O presidente Lula, corajosamente, traçou um paralelo com a Segunda Guerra Mundial que nós já dizíamos, inclusive nas nossas comparações. O presidente Lula colocou o dedo na ferida. Claro que o presidente Putin já tinha dito que o cerco a Gaza era igual ao cerco nazista a Leningrado. Portanto, o Lula não estava sozinho nessa comparação. Ele também apoiou a petição da África do Sul e continua apoiando. É bom lembrar que no início do genocídio, o Brasil presidia o Conselho de Segurança da ONU e tentou várias resoluções de cessar-fogo, que foram vetadas pelos Estados Unidos. Portanto, se dependesse do Brasil, não teria esse genocídio. O Brasil foi claramente contra isso. Na prática e do ponto de vista prático, o Brasil também está fazendo coisas muito importantes. Por exemplo, barrar a aquisição de equipamentos pelo Exército brasileiro, que nós nos opusemos e denunciamos.

A compra foi cancelada. Entretanto, isso depende ainda de uma solução final que nós queremos que não seja a que está sendo imaginada por setores da defesa no Brasil. O que não está claro ainda é se ainda há a ideia de construir esses equipamentos aqui no Brasil com a subsidiária da Elbit, que é israelense, no Rio Grande do Sul. Deve ser cessados todos os contatos com Israel. Israel deve ser sancionado, boicotado em nível militar, tecnológico, científico, de segurança, acadêmico, esportivo, político, diplomático, em todos os aspectos. Porque só com isso você isola um regime e força esse regime a obedecer as regras da convivência da comunidade Internacional, do direito Internacional, das resoluções da ONU, do direito de guerra e do direito humanitário. 

Como, concretamente e financeiramente, o Brics pode apoiar uma reconstrução em Gaza? 

Bom, primeiro de tudo, deve haver um processo gigantesco, um esforço econômico. Josep Borrell, responsável de Relações Exteriores da União Europeia, diz que poderia custar US$ 90 bilhões a reconstrução, que estaria entre US$ 50 e US$ 90 bilhões.

Portanto, nós estamos falando de uma fortuna de quase R$ 500 bilhões. Essa reconstrução precisa ser comandada pela ONU, mas sem o Ocidente, e com os palestinos liderando o processo internamente. Exteriormente o Brics.

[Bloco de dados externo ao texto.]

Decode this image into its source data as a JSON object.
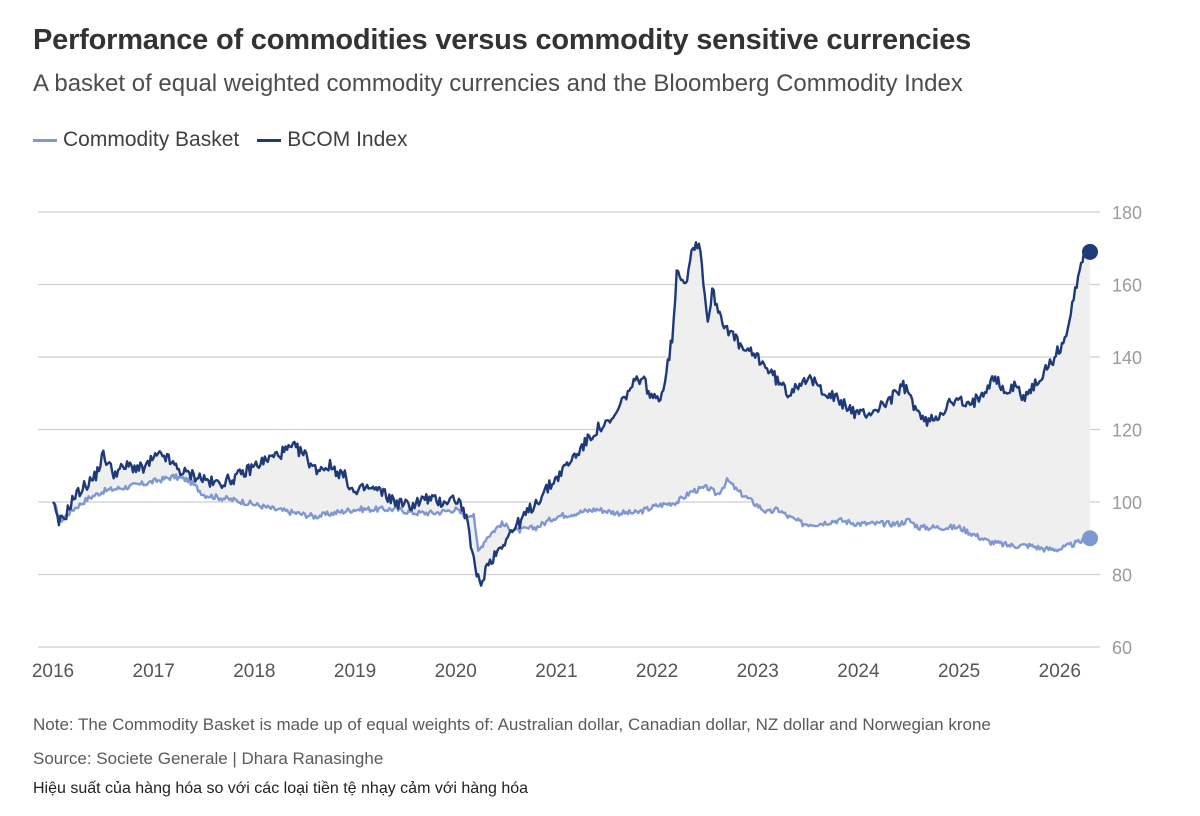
{
  "title": "Performance of commodities versus commodity sensitive currencies",
  "subtitle": "A basket of equal weighted commodity currencies and the Bloomberg Commodity Index",
  "note": "Note: The Commodity Basket is made up of equal weights of: Australian dollar, Canadian dollar, NZ dollar and Norwegian krone",
  "source": "Source: Societe Generale | Dhara Ranasinghe",
  "caption": "Hiệu suất của hàng hóa so với các loại tiền tệ nhạy cảm với hàng hóa",
  "colors": {
    "basket": "#7f97d3",
    "bcom": "#1e3a78",
    "fill": "#efefef",
    "grid": "#cfcfcf"
  },
  "chart_data": {
    "type": "line",
    "title": "Performance of commodities versus commodity sensitive currencies",
    "subtitle": "A basket of equal weighted commodity currencies and the Bloomberg Commodity Index",
    "xlabel": "",
    "ylabel": "",
    "xlim": [
      2016,
      2026.3
    ],
    "ylim": [
      60,
      180
    ],
    "yticks": [
      60,
      80,
      100,
      120,
      140,
      160,
      180
    ],
    "xticks": [
      "2016",
      "2017",
      "2018",
      "2019",
      "2020",
      "2021",
      "2022",
      "2023",
      "2024",
      "2025",
      "2026"
    ],
    "grid": true,
    "legend_position": "top-left",
    "shaded_between_series": true,
    "series": [
      {
        "name": "Commodity Basket",
        "color": "#7f97d3",
        "x": [
          2016.0,
          2016.08,
          2016.2,
          2016.35,
          2016.5,
          2016.7,
          2016.9,
          2017.05,
          2017.2,
          2017.35,
          2017.5,
          2017.7,
          2017.9,
          2018.05,
          2018.2,
          2018.4,
          2018.6,
          2018.8,
          2019.0,
          2019.2,
          2019.4,
          2019.6,
          2019.8,
          2020.0,
          2020.1,
          2020.18,
          2020.22,
          2020.3,
          2020.45,
          2020.6,
          2020.8,
          2021.0,
          2021.2,
          2021.4,
          2021.6,
          2021.8,
          2022.0,
          2022.2,
          2022.35,
          2022.5,
          2022.6,
          2022.7,
          2022.8,
          2022.9,
          2023.0,
          2023.1,
          2023.2,
          2023.3,
          2023.45,
          2023.6,
          2023.8,
          2024.0,
          2024.2,
          2024.4,
          2024.5,
          2024.6,
          2024.8,
          2025.0,
          2025.15,
          2025.3,
          2025.5,
          2025.7,
          2025.85,
          2026.0,
          2026.1,
          2026.2,
          2026.3
        ],
        "values": [
          100,
          95,
          98,
          101,
          103,
          104,
          105,
          106,
          107,
          106,
          102,
          101,
          100,
          99,
          98,
          97,
          96,
          97,
          98,
          98,
          98,
          97,
          97,
          98,
          96,
          97,
          86,
          90,
          94,
          92,
          93,
          96,
          97,
          98,
          97,
          97,
          99,
          100,
          103,
          104,
          102,
          106,
          103,
          101,
          99,
          97,
          98,
          96,
          94,
          94,
          95,
          94,
          94,
          94,
          95,
          93,
          93,
          93,
          91,
          89,
          88,
          88,
          87,
          87,
          88,
          89,
          90
        ]
      },
      {
        "name": "BCOM Index",
        "color": "#1e3a78",
        "x": [
          2016.0,
          2016.05,
          2016.12,
          2016.2,
          2016.3,
          2016.42,
          2016.5,
          2016.6,
          2016.75,
          2016.9,
          2017.0,
          2017.1,
          2017.2,
          2017.3,
          2017.45,
          2017.6,
          2017.75,
          2017.9,
          2018.0,
          2018.15,
          2018.3,
          2018.4,
          2018.5,
          2018.6,
          2018.75,
          2018.9,
          2019.0,
          2019.1,
          2019.25,
          2019.4,
          2019.55,
          2019.7,
          2019.85,
          2020.0,
          2020.08,
          2020.15,
          2020.2,
          2020.25,
          2020.3,
          2020.4,
          2020.5,
          2020.65,
          2020.8,
          2020.95,
          2021.1,
          2021.25,
          2021.4,
          2021.55,
          2021.7,
          2021.85,
          2021.95,
          2022.05,
          2022.15,
          2022.2,
          2022.28,
          2022.35,
          2022.42,
          2022.5,
          2022.55,
          2022.65,
          2022.75,
          2022.85,
          2023.0,
          2023.15,
          2023.3,
          2023.45,
          2023.55,
          2023.7,
          2023.85,
          2024.0,
          2024.15,
          2024.3,
          2024.45,
          2024.55,
          2024.65,
          2024.75,
          2024.9,
          2025.0,
          2025.1,
          2025.25,
          2025.35,
          2025.45,
          2025.55,
          2025.65,
          2025.75,
          2025.85,
          2025.95,
          2026.05,
          2026.1,
          2026.15,
          2026.2,
          2026.25,
          2026.3
        ],
        "values": [
          100,
          94,
          96,
          101,
          104,
          107,
          113,
          108,
          110,
          109,
          112,
          113,
          110,
          108,
          107,
          105,
          106,
          108,
          110,
          112,
          114,
          115,
          113,
          109,
          110,
          107,
          102,
          104,
          103,
          100,
          99,
          101,
          100,
          101,
          98,
          89,
          80,
          77,
          82,
          86,
          90,
          95,
          100,
          105,
          110,
          115,
          120,
          122,
          130,
          135,
          128,
          130,
          145,
          165,
          160,
          170,
          172,
          150,
          158,
          150,
          146,
          142,
          140,
          135,
          130,
          134,
          133,
          130,
          127,
          124,
          125,
          128,
          132,
          127,
          122,
          123,
          127,
          128,
          126,
          131,
          135,
          130,
          132,
          129,
          132,
          136,
          140,
          145,
          150,
          158,
          165,
          170,
          169
        ]
      }
    ]
  }
}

Sem isso, não haverá reconstrução de Gaza, porque é preciso reconstruir Gaza plenamente e é preciso acabar com o bloqueio a Gaza. É preciso restituir a Gaza a vida normal. É preciso que tudo isso aconteça em um processo de reconhecimento do Estado da Palestina, dentro de um consenso interno palestino e dentro de um consenso Internacional, com base nas regras estipuladas. Deve haver dentre essas regras o direito de retorno dos palestinos. Sem isso, não haverá paz, nem para palestinos, nem para aquilo que se tornaram os israelenses. Pior de tudo, Israel seguirá afetando, no mundo inteiro, a autoridade moral, intelectual, ética e política das pessoas de fé judaica, já que o judaísmo está sendo destruído pelo sionismo. As pessoas começam a enxergar de um modo equivocado no judaísmo o responsável pelo extermínio na Palestina, e nós sabemos que não é isso.